The Roeblings and the Roosevelts are two of the most prestigious families in American history. There was also a connection between the two clans: Robert Roosevelt, Teddy’s uncle, was a trustee in the Brooklyn Bridge Company. Today Robert is less well-known than other Roosevelts, but he was a very prominent figure in Gilded Age America . He was a U.S. Congressman in the early 1870s and later an alderman and diplomat. Roosevelt was a Tammany Democrat, but also a reformer. He helped take down Boss Tweed’s infamous Ring.
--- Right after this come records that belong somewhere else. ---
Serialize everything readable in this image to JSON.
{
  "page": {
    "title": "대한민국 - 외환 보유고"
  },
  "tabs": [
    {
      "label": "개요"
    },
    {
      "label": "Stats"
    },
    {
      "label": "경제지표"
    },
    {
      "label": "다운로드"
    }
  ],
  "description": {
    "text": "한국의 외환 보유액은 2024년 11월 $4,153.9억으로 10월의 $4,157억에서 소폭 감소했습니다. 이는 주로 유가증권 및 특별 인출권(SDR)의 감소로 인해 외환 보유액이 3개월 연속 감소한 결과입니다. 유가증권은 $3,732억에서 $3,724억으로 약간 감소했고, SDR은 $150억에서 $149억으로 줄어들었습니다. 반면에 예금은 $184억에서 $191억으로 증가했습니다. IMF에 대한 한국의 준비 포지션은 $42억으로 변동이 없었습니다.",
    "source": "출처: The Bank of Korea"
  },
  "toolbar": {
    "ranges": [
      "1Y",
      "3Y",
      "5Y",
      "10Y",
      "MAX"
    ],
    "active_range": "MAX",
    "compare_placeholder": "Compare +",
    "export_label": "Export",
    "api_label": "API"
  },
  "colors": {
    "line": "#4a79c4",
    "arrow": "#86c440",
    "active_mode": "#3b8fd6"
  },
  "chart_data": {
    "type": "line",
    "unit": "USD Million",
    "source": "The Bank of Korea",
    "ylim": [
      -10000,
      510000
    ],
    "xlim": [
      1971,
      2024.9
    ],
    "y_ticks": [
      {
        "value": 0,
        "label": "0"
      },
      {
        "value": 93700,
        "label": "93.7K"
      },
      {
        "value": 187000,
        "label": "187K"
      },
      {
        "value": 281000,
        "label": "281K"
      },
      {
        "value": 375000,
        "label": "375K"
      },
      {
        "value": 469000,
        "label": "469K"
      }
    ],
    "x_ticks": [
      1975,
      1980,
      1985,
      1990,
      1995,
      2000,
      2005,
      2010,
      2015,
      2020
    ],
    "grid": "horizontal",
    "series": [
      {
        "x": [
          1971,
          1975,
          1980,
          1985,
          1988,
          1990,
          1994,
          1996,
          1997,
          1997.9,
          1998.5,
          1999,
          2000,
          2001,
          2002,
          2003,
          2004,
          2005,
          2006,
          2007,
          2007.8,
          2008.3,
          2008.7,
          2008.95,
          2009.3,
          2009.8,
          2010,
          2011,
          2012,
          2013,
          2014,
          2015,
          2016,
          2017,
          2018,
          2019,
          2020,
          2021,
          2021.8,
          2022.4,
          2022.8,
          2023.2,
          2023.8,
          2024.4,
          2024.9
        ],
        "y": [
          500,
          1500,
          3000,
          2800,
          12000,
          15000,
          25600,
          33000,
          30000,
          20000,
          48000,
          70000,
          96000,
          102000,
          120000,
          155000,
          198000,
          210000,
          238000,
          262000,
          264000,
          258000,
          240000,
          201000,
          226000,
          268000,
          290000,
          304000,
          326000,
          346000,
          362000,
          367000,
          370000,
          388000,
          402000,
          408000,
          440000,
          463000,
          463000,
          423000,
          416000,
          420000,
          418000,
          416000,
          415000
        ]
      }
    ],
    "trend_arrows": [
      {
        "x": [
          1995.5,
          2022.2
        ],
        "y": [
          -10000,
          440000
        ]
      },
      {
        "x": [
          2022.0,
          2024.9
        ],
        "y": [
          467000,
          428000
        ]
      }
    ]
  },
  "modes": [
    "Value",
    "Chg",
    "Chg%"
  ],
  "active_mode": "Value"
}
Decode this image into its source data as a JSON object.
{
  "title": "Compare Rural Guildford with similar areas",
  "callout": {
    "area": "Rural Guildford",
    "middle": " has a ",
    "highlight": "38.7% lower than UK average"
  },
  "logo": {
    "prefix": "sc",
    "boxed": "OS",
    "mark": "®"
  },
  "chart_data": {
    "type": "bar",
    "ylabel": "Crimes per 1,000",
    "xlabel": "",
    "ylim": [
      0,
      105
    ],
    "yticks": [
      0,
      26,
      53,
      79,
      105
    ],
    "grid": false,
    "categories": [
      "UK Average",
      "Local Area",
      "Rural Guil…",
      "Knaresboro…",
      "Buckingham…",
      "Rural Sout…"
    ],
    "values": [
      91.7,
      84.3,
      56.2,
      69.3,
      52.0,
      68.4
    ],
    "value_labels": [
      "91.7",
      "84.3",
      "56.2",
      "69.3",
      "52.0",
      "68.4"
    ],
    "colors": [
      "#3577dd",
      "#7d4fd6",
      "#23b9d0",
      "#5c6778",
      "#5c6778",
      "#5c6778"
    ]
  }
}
Roosevelt joined the trustees in June 1879 when the construction of the bridge was already very much underway. He was an active member of the board who attended meetings and read financial documents with a lawyer’s care. Roosevelt was involved in a very public dispute with the Edgemoor Iron Company over the business’s inability to provide material in a timely manner. He even challenged Washington A. Roebling’s abilities as Chief Engineer, insisting that he file regular reports to the trustees. Roebling dutifully complied. Roosevelt was occasionally too clever for his own good. He once innocently wondered if the extra steel in the bridge might make it more susceptible to collapse. Roebling explained that the added weight provided additional, not less, stability. The Brooklyn Bridge opened to great fanfare in May 1883. When it did however, Robert Roosevelt was not involved in any official capacity; he had very resigned at a trustee’s meeting on June 12, 1882.
(Matthew Brady image/Theodore Roosevelt’s uncle Robert was an important lawyer, politician, and reformer. Roosevelt was a conscientious trustee, but his passion for weeding out municipal corruption sometimes led him to challenge the Roeblings unfairly.)